I think Campbell's adds gelatin and artificial flavors to their cream soups but you won't need either.  It is the gelatin that makes this soup so smooth.  There's natural gelatin in the chicken stock, remember?  And lots of flavor.  Win, win.  Such great value from a bag of bones most people toss in the garbage.  I guess if you hadn't thought ahead and already made your chicken broth, you could fake it with chicken bouillon cubes, water, and an envelope of Knox gelatin.  Bouillon cubes are mostly fat and salt, just so ya know, so if you do this you probably won't want to add salt at all.  Or you could use canned chicken broth, but you'd still have to add the gelatin.  Canned chicken broth is so watered down, it's a waste of money in my opinion.  If you're going to start with that, you might as well just buy the cream soup in the first place, because the cost of the canned chicken broth will factor into the cost of your finished product.   Which reminds me, please don't waste your money on "Vegetable Broth".  Just keep an open container in the freezer, and every time you have broth left in the pan from vegetables you've cooked, pour it into the container.  After awhile you've got the mingled tastes of green bean, carrot, cabbage, peas, corn, broccoli, cauliflower and various greens, depending on your choice of vegetables over time.  Or if you have a need for a lot of it you could just stew a bunch of vegetables of your choice, eat the vegetables and freeze the liquid. 

Well, that's about all I have for this time.  Rock on.....   xoxoxo


  1. As I have grown 'older', I realized most of what the magazines offered was things I already knew about....I haven't subscribed to a magazine in years (or since the grands quite selling them in school). Same with gardening things. I hope that isn't seen as conceit; I just have been around a long.........time. The only thing I have changed about my gardening is trying to till less and mulch more.

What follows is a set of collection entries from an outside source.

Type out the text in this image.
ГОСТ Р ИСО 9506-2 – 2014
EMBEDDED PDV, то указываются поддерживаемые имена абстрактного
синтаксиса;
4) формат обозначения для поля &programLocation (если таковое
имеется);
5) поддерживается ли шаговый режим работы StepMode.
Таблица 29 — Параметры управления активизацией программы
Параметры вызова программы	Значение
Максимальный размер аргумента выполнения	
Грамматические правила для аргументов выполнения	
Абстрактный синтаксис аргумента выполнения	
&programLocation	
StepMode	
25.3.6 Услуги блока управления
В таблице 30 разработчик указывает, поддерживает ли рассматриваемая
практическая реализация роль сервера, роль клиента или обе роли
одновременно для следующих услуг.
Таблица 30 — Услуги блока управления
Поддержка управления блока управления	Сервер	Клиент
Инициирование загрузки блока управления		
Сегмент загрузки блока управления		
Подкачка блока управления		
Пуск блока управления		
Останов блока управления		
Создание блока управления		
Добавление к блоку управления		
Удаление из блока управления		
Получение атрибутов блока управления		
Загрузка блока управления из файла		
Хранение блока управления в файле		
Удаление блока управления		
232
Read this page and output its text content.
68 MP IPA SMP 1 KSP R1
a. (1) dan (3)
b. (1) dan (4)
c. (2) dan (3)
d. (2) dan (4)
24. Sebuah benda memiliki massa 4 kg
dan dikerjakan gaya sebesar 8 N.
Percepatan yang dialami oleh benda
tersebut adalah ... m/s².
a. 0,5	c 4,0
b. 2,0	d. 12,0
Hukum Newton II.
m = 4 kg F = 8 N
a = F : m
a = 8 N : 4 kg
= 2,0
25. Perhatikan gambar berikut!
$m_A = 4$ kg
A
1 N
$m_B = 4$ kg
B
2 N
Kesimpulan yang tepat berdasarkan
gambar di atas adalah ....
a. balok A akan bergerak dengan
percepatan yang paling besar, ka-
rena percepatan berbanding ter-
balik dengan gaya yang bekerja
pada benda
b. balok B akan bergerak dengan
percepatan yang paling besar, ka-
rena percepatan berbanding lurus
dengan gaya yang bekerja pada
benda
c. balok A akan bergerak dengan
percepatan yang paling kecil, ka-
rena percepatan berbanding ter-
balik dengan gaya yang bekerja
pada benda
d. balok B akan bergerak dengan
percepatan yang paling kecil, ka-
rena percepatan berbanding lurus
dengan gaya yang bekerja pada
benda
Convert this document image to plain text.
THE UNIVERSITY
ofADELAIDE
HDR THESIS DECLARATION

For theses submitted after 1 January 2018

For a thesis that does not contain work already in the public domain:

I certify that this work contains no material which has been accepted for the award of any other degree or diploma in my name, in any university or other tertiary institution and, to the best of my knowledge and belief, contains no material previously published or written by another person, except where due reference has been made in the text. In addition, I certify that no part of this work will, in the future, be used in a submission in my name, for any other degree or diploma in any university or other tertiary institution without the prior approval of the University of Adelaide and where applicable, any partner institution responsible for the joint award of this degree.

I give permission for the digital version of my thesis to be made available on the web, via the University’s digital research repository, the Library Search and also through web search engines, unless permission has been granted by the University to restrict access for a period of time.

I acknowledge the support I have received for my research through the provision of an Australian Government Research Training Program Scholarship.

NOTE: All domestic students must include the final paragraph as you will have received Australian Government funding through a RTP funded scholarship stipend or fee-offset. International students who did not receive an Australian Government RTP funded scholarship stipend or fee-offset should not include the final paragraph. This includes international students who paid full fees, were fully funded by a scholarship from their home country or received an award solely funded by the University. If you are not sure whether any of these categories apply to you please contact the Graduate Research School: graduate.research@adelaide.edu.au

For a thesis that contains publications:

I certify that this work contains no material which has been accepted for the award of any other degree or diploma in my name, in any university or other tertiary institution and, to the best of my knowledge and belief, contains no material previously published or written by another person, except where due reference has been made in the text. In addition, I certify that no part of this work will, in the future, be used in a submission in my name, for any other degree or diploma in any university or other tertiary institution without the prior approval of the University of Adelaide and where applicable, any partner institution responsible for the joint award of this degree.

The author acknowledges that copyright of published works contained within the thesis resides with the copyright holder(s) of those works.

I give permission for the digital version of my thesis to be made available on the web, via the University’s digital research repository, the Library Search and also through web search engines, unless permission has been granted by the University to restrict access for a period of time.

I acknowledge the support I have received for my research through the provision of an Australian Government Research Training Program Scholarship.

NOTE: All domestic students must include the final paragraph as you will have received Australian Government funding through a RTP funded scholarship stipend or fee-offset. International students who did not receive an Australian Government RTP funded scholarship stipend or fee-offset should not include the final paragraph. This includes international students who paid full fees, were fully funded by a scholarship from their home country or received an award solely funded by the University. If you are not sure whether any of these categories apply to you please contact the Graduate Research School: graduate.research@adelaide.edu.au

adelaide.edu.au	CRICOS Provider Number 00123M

    I am not nearly as frugal with my cooking as you are. I just started boiling turkey and chicken carcasses in the last year or two, might even have been your influence. I have a turkey carcass in the freezer now but I don't think it will fit in my pressure cooker. I will probably just boil it a very long time in my stock pot.

    Since I have started religiously reading labels I rarely buy anything processed (except cream of mushroom soup!). Now I can quit that too.

    I always get inspiration from your blog.

  2. Glenda, I always enjoy your comments. So much of the time you are the only reader that does comment except for a few that e-mail me directly. I'm torn which I like better, I think comments add much to the topic (if I can ever stay on topic, that is) and other readers get to read it as well as me. E-mails are nice too because we get to talk about other things, like family and stuff that we might feel uncomfortable sharing just anyone. But if it weren't for you there are a lot of times when I'd get no comments at all on posts. So thank you, Dear Glenda, for being so dependable.

    I wanted to tell you that I think in future batches of mushroom soup I'll double the mushrooms and chop them in smaller pieces for better distribution of flavor. Or maybe I'll just make cream of chicken or turkey and modify it as I use it, with mushrooms or asparagus, and so on. Oh, and bear in mind that some biscuit mix recipes contain more fat than mine does so you might find you need to tinker with the fat content. If I know you, you'll eliminate the need for biscuit mix and just do the flour and butter route. You're so good at stirring things together out of memory!

    I don't think it comes off as conceit, I feel that way too so if it's conceit, we're together in it. I probably won't renew my subscription to Mother Earth for that reason. I tried their new version of their gardening magazine and most of the articles in that seemed very familiar, if you know what I mean. And boy, am I bored with TV. So many shows presenting money-saving or time-saving tricks that have been around for ages as if it's someone's recent genius idea. Boring, Boring, Boring.